На шестой день это удалось.

-Только в интерпол не давай, - сказал он, сел на стул и закрутил одну ногу об другую винтом.

- Куда? – конечно, я понял, о чем он.

-Ну, где эти всякие ваши, как их? Сети, епт.

Трезвый Коля преимущественно ворчлив. Речь его строится, как у системного администратора с кондовым юзером.

- А почему, Коль? Если портрет хороший. Ты ж не лося на опушке разделываешь.
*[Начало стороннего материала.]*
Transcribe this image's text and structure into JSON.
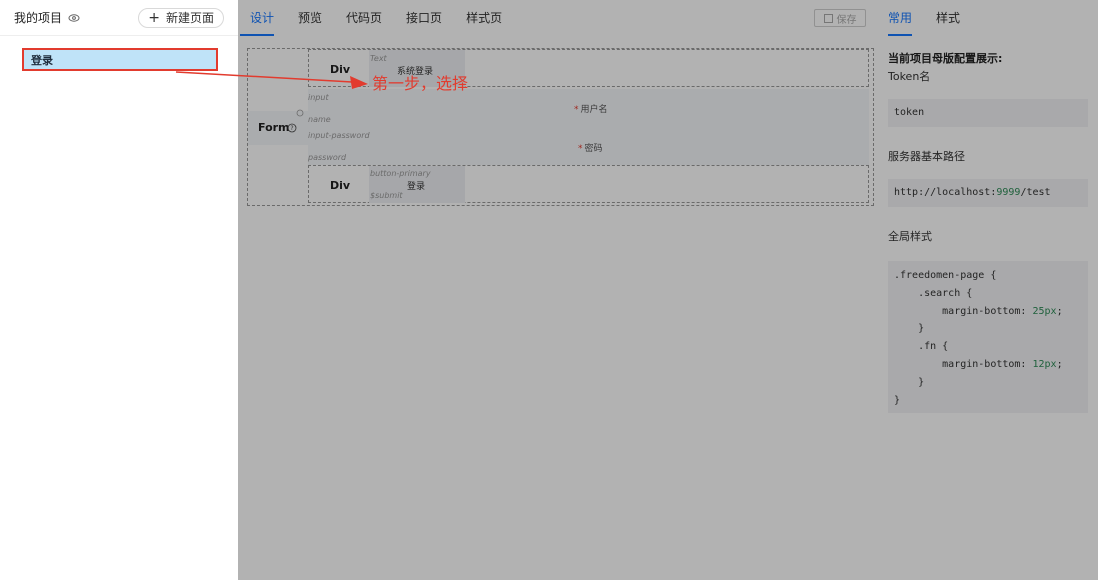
{
  "sidebar": {
    "title": "我的项目",
    "new_page_label": "新建页面",
    "pages": [
      {
        "label": "登录"
      }
    ]
  },
  "main": {
    "tabs": [
      {
        "label": "设计",
        "active": true
      },
      {
        "label": "预览"
      },
      {
        "label": "代码页"
      },
      {
        "label": "接口页"
      },
      {
        "label": "样式页"
      }
    ],
    "save_label": "保存",
    "canvas": {
      "div1_label": "Div",
      "text_hint": "Text",
      "title_text": "系统登录",
      "form_label": "Form",
      "input_hint": "input",
      "name_hint": "name",
      "username_label": "用户名",
      "password_hint": "input-password",
      "password_name_hint": "password",
      "password_label": "密码",
      "div2_label": "Div",
      "button_hint": "button-primary",
      "button_text": "登录",
      "submit_hint": "$submit"
    }
  },
  "right_panel": {
    "tabs": [
      {
        "label": "常用",
        "active": true
      },
      {
        "label": "样式"
      }
    ],
    "heading": "当前项目母版配置展示:",
    "token_label": "Token名",
    "token_value": "token",
    "base_path_label": "服务器基本路径",
    "base_path_prefix": "http://localhost:",
    "base_path_port": "9999",
    "base_path_suffix": "/test",
    "global_style_label": "全局样式",
    "css_lines": [
      ".freedomen-page {",
      "    .search {",
      "        margin-bottom: ",
      "    }",
      "    .fn {",
      "        margin-bottom: ",
      "    }",
      "}"
    ],
    "css_values": [
      "25px",
      "12px"
    ]
  },
  "annotation": {
    "text": "第一步，选择",
    "color": "#e23b2e"
  },
  "colors": {
    "accent": "#1677ff",
    "selected_bg": "#bfe3f8",
    "annotation_red": "#e23b2e"
  }
}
И не овцу пялишь.

- Да иди ты. Овцу. Подъ...вашь тут.

Мат он использует как бы на излете всей его экспрессивной конструкции, поэтому выходит как-то по-доброму. Так некоторые говорят «убил бы», с подтекстом "сволочь, но люблю, гадину".

У Коли довольно крепкая для ежедневных возлияний психика. И адекватная оценка действительности. Кроме того, он  безжалостно самокритичен.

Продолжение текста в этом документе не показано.